My important place【D.Gray-man】
第20章 もしもの話
「こんなこと上層部の方々が聞いたら怒るかな…」
エクソシストを"神の使徒"なんて呼んでるくらいだから。
でも私は、そういうものに縋るのはとうの昔にやめた。
『かみさま、かみさま。おねがいです』
昔はよく小さなベッドの中でお祈りしたっけ。
両手を握って、空を見上げて。
でも。
どんなに願っても、お腹は膨れなかったし。
どんなに願っても、両親は迎えに来てくれなかった。
だから自分で森林や水場を漁って、空腹を満たしたし。
だから自分で両親に会いに、教団に一人で赴いた。
何かに縋る暇があるなら自分でなんとかする。
そうしなきゃ今の私は此処にいない。
そうしていつの間にか、神様に祈るのはやめた。
それに都合の良い時だけ「お願いです」なんて頼るこんな人間、神様だって願いを聞き入れたくはないだろうし。
「よし。

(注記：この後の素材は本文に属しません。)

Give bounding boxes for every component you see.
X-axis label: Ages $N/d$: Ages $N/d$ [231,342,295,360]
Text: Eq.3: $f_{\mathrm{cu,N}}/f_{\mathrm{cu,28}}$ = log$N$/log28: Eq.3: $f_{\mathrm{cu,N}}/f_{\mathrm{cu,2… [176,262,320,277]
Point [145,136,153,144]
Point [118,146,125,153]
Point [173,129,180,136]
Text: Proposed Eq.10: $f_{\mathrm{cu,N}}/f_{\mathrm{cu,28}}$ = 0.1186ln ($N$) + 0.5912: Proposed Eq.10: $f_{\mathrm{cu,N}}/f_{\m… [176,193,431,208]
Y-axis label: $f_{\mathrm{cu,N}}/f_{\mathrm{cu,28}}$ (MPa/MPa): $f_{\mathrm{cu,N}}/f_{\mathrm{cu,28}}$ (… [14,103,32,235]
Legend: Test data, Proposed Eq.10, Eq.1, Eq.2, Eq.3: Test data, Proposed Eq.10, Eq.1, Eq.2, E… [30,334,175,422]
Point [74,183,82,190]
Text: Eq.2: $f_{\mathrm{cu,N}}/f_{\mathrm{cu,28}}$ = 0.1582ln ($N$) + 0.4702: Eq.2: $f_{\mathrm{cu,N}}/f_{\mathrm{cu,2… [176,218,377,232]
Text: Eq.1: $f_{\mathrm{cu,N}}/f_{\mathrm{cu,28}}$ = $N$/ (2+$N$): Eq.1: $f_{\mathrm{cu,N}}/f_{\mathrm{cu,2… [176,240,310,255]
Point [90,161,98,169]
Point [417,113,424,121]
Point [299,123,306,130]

もうひと踏ん張り」
蓋をし続けていた過去に触れると、気分が滅入る。
ふぅと息を吐いて、頭を切り替えた。
まだ見ていない文献に手を伸ばして、ざっと目を通し始める。
嘆く暇があるなら足掻いてみないと。
後悔したって後の祭り──
ぐきゅるる~
勢いを削ぐような間抜けな音が響いて、思わずがくりと肩を落とした。
タイミング悪っ。
「でもまぁ、こんな時間だし」
暗い書庫室の奥で、間抜けに響いたのはお腹の音。
深夜を示す腕時計を見ながら、仕方ないかと溜息をつく。
「お腹も減っ……てない」
はたと思考が止まる。
あれ…私そんなお腹鳴る程、空腹じゃないけど。
というかこれ、私のお腹の音じゃない。
「っ!?」
お腹の音は確かに間近で聞こえた。
思わず身構えて振り返る。
「す、すみません邪魔して…っ」
視界に飛び込んできたのは、小さな灯りを手にして申し訳なさそうに本棚の間に立つ人。
「……アレン?」
それは、白髪のエクソシストだった。